Soon to be framed behind glass, my certificate of life membership of the National Union of Journalists, signed by our general secretary, Michelle Stanistreet, will be displayed, though not ostentatiously, somewhere in the house where it is likely to catch the eye.

In this manner, you might recall, did the splendid Susan Wyse, of EF Benson’s Mapp and Lucia novels, ensure that no one failed to notice the insignia of the MBE that King George VI had been pleased to bestow upon her.

Truly, this award is indeed an honour and one which I had not been expecting. I learned of it only when I contacted the union head office to ask what I needed to do concerning subscriptions in the light of my recently acquired semi-retired status. The helpful official told me that I need no longer pay them and that, indeed, with more than 40 years of uninterrupted union membership – 44 in fact – I was amply qualified to become a ‘lifer’.

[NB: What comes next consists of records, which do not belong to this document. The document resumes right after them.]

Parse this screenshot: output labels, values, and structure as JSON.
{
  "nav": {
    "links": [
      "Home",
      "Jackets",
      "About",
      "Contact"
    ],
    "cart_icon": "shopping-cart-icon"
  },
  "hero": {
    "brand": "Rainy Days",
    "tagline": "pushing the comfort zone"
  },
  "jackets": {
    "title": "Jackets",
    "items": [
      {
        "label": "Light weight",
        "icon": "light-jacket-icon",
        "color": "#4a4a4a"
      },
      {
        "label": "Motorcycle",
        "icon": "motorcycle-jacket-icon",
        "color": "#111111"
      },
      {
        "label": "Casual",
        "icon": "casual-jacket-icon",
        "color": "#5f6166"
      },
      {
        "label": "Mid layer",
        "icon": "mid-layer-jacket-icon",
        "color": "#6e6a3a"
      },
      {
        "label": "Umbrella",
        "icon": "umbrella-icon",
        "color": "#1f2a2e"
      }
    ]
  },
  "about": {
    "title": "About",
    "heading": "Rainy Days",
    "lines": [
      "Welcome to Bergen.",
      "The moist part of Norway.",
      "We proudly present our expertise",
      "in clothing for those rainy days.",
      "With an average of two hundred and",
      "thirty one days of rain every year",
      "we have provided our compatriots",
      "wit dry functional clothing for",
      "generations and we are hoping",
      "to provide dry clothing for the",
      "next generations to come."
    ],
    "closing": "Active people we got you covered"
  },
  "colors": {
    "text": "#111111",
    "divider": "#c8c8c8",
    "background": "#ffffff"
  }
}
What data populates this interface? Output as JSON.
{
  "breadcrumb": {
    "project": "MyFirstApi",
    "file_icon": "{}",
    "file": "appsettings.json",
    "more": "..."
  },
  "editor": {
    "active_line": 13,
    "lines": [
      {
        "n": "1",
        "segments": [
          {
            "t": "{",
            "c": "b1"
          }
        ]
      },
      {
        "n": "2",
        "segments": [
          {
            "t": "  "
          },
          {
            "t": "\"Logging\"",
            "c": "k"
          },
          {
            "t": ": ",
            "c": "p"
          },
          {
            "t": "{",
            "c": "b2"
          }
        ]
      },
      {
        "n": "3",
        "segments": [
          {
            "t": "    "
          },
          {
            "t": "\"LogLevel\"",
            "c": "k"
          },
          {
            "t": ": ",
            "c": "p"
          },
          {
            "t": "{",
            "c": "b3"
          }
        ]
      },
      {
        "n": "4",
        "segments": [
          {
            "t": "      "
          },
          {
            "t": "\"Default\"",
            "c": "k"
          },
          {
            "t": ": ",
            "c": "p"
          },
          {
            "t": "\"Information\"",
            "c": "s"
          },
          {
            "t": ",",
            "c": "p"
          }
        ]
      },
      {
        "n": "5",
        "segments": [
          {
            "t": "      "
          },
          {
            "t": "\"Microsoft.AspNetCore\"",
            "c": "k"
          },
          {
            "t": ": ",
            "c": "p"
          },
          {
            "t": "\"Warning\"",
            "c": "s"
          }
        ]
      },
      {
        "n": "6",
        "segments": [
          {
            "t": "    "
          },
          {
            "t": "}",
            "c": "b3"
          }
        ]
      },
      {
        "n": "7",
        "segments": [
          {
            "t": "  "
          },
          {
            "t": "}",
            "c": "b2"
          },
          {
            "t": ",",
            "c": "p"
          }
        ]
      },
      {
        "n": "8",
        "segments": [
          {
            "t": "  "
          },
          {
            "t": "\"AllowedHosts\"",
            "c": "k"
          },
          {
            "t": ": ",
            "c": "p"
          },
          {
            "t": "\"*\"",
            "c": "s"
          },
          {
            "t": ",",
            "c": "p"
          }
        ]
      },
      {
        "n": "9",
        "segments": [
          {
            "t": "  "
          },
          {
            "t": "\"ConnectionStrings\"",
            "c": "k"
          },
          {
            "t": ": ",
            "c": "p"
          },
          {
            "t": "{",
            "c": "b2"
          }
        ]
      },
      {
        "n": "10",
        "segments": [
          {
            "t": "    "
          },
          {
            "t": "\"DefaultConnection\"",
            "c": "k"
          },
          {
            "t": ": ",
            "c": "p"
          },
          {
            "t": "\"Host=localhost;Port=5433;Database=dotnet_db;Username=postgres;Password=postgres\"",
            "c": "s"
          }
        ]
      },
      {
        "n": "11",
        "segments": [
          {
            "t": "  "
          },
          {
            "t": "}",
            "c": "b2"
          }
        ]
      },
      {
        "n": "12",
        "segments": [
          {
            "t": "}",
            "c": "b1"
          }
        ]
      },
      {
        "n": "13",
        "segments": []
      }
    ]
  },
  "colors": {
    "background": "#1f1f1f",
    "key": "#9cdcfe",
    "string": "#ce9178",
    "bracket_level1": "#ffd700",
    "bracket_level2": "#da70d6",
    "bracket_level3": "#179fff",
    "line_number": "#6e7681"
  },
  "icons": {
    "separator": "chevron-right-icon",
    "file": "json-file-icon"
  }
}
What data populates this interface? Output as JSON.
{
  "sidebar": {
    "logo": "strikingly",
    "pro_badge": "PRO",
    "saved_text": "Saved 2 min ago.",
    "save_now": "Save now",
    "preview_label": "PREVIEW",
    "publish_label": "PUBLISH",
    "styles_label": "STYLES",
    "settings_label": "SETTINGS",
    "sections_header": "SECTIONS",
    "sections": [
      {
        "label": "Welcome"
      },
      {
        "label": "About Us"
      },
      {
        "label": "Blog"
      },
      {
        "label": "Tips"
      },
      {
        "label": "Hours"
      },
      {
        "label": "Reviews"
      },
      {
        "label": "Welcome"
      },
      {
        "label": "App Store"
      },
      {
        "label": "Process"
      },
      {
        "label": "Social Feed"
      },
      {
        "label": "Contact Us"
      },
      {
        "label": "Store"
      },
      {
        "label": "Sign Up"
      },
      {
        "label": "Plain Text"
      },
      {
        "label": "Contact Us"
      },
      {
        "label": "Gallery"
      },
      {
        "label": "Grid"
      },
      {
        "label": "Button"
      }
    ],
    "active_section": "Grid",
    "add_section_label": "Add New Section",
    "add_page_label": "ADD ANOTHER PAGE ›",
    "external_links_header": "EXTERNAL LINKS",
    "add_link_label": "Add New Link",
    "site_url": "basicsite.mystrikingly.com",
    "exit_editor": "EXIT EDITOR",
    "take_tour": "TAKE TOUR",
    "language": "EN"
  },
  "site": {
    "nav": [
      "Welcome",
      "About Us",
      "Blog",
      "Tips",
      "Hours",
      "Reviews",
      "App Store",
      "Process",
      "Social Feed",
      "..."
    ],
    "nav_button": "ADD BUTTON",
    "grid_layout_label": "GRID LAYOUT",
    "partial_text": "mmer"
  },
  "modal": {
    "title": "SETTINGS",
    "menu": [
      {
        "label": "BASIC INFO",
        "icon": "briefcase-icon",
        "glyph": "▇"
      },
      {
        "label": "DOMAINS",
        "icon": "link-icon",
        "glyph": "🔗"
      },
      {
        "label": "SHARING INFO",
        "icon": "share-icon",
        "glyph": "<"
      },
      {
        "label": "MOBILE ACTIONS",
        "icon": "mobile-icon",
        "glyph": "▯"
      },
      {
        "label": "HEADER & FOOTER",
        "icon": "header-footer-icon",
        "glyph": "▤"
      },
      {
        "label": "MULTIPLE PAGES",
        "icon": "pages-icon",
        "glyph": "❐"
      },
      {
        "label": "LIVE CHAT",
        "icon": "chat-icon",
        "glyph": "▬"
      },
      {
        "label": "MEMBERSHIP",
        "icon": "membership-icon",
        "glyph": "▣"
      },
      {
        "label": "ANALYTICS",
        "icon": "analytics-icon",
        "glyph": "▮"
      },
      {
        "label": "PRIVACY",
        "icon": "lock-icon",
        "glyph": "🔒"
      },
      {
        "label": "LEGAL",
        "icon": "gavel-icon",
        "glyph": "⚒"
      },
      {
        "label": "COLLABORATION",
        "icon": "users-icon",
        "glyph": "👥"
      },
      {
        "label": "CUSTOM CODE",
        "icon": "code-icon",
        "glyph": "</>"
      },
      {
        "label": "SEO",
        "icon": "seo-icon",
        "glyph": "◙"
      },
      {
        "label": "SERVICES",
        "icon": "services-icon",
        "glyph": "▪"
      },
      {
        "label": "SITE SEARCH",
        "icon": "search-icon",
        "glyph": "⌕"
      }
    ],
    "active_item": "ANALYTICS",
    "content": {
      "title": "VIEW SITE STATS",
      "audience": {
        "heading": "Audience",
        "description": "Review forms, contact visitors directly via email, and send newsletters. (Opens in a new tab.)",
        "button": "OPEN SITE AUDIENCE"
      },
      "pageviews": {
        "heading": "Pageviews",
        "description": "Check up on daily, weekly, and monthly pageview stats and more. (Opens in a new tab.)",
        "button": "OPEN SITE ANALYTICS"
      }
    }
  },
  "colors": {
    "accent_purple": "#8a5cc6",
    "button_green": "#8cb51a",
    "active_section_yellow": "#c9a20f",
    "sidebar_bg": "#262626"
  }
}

A move to make me such would be tabled by him at the appropriate time. And it was. The letter accompanying my certificate and new life membership card told me: “We would like to take this opportunity to thank you for your long and loyal support of the NUJ.”

My colleagues in the profession will hardly need reminding that I have not, for many years, been an especially active member of our chapel (the workplace section of the union) or branch, content to leave the work to other, younger, hands.

More motivated ones, too, though my membership of the union has always been a matter settled. How can one do other, as a worker, than belong to the only organisation fighting to secure one’s wages and conditions?

How contemptible it is, conversely, for people to grab these benefits having had no part in the campaign for them and, indeed, undermined it whenever they could.

This was the situation we encountered during the one longish piece of industrial action in which I was involved, the nine-week strike of provincial journalists at the close of 1979. This earned everyone involved a big-money-in-those-days rise of about £20 a week, an acknowledgement of how miserably paid we had been. The rise was, of course, eagerly pocketed by all those who had carried on working. It was, they would say, their reward for loyalty to the company. Others might say differently.

The strike led me into fields of activity previously alien to my experience, principally in the area of fundraising. These included peddling fruit pies, baked in the kitchen of my Osney Island home, at Oxford’s open market.

The house, among the handiest for the picket line, also served as a feeding centre for our members and an office for the production of our strike newspaper. Principally involved in this, head down over my dining table, was sub-editor Mary Riddell who is now a big name newspaper columnist – “that Wednesday woman”, to those readers of the Daily Telegraph who find her political views suspect.

Fundraising of a more general sort was the aim of the Press Ball, on whose committee I served for a number of years. At one event, owing to the enthusiasm of Radio Oxford’s Gordon Kitchen, we engaged the services of the Syd Lawrence Orchestra, a budget-busting extravagance that left little money for charity. Gordon’s endearing insistence on placing ‘party poppers’ on the agenda at every meeting is another memory of those times.

At one ball I was offered an almost textbook illustration of tolerance by our star guest whom I escorted to the ball after her stint on the stage at Oxford Playhouse. This was Carol Cleveland, the “seventh Python” and the most regular woman – of the real sort – to figure in the classic comedy show.

Would I have dared to recite from my favourite Monty Python sketches in her presence? You bet. And would she join in? Amazingly, yes!